Pressions et méconnaissance des textes : des facteurs souvent à l’origine des erreurs
Lors de l’interview, Babylas Atinkpahoun a soulevé la question des pressions auxquelles sont confrontés les responsables de marchés publics (Prmp), un sujet délicat sur lequel le jurisconsulte n’a pas hésité à s’exprimer. “Les Prmp sont confrontées à des pressions”, mais disposent souvent de moyens pour résister à ces sollicitations, tout en étant influencées par leur “personnalité et vision à long terme”. Le Pr. Aubain Godjo confie même avoir, dans le passé, insisté sur le respect des règles malgré les demandes de son supérieur de “contourner une procédure”.
Au-delà des pressions, la méconnaissance des règles est une cause fréquente des erreurs commises, comme le souligne le professeur. De nombreux agents des marchés publics ignorent les dispositions relatives aux conflits d’intérêts, un problème qui serait facilement évité par des formations adéquates. “Le renforcement des capacités est essentiel” pour pallier ces lacunes et améliorer la gouvernance des marchés publics, insiste-t-il.
Des réformes pour un système plus juste
Pour améliorer la situation, le Pr.

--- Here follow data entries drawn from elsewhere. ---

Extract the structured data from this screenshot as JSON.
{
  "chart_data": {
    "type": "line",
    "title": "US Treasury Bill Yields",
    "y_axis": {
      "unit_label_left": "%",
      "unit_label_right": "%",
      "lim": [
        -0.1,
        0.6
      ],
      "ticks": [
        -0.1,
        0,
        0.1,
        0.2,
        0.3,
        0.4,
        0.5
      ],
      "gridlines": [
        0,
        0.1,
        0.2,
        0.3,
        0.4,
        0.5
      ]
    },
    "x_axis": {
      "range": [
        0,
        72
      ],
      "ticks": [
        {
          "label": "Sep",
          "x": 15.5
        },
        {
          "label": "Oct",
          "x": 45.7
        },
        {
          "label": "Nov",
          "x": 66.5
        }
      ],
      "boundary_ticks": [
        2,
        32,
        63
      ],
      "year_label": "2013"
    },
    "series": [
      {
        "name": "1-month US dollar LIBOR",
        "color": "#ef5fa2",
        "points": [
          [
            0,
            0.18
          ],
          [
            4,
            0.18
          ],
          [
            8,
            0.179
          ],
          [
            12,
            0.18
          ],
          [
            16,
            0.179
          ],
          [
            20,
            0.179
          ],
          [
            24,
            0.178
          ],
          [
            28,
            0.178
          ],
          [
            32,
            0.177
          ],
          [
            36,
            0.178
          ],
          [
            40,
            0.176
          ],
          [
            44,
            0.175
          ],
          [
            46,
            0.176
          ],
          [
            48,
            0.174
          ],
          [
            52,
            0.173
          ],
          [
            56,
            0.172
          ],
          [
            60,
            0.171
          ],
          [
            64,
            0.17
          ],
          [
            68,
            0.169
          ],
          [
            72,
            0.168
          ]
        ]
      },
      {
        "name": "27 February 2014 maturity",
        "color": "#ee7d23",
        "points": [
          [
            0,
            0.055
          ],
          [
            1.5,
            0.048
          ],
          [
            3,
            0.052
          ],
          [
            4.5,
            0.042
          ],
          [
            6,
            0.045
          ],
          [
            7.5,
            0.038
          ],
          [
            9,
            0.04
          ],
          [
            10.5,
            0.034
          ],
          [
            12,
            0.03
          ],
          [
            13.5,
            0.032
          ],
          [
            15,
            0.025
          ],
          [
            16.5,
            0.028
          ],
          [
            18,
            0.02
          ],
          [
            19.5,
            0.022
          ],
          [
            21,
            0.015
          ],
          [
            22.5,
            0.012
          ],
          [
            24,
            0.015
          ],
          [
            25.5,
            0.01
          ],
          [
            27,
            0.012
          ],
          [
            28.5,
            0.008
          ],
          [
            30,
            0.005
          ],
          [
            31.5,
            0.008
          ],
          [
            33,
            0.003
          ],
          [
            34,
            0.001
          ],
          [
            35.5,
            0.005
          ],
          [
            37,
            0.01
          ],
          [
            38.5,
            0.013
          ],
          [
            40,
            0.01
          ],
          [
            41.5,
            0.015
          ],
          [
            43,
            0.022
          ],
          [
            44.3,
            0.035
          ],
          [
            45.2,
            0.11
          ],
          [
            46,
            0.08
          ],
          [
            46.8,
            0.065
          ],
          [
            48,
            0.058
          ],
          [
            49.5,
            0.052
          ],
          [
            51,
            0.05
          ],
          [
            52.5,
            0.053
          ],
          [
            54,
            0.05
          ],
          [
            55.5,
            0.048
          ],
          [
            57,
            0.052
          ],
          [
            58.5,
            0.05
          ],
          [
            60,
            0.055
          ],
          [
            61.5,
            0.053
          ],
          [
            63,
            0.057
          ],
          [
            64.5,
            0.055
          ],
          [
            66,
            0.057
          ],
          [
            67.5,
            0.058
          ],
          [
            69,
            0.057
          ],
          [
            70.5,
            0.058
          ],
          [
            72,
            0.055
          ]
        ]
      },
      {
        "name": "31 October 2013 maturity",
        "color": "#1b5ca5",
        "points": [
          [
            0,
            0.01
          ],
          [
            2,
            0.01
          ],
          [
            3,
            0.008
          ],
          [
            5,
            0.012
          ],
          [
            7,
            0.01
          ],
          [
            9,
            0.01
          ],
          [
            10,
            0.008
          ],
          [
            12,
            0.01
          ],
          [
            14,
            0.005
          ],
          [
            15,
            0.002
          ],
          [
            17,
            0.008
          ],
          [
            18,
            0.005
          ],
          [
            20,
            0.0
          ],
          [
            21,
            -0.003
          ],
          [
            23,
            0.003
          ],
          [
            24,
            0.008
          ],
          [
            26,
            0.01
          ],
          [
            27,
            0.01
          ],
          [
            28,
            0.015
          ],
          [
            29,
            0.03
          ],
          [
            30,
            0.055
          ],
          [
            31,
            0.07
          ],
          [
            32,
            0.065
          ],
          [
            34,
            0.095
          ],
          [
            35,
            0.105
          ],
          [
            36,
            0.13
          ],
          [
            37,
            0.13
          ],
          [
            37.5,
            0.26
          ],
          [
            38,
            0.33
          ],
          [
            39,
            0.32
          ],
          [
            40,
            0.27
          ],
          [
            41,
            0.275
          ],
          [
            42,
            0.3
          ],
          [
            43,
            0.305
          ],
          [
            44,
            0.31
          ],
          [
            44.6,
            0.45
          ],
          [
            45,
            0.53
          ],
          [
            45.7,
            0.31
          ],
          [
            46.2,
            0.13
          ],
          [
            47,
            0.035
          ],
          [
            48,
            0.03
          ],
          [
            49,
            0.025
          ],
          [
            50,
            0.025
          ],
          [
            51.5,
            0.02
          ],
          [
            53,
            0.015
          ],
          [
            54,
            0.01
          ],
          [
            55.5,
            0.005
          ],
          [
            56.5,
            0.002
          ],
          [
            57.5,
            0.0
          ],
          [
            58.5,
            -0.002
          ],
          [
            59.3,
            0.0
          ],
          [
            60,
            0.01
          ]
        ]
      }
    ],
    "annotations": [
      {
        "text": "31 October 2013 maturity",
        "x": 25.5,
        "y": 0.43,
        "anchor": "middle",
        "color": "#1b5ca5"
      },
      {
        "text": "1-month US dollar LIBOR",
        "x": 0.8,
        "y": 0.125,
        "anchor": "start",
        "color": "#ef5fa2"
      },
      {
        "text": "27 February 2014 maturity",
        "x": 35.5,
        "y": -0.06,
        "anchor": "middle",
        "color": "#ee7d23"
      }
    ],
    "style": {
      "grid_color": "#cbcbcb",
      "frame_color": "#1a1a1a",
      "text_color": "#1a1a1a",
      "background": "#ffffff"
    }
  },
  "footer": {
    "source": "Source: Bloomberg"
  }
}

Godjo propose une refonte du système qui passerait par une “meilleure professionnalisation” et des moyens adéquats pour les organes de contrôle. Il invite également à une révision globale des méthodes de sanction pour éviter que des fonctionnaires, placés sous mandat de dépôt, soient “relâchés faute de preuves suffisantes”. Le recours systématique à l’incarcération est, selon lui, inadapté et injustifié pour des agents “qui ne sont pas des fugitifs potentiels”. Il prône ainsi une politique plus nuancée qui, au lieu d’incarcérer, privilégierait des poursuites sans détention provisoire.
Enfin, le professeur Aubain Godjo, qui trouve que “le Code des marchés publics de 2020 n’est pas parfait”, appelle à une “pause pour évaluer l’impact de cette politique publique”, rappelant que, bien que le régime de la Rupture ait introduit de nombreuses réformes, certaines sanctions sont disproportionnées. Une réévaluation de ces pratiques, tenant compte des réalités du terrain, serait selon lui essentielle pour une meilleure justice et une gouvernance efficace.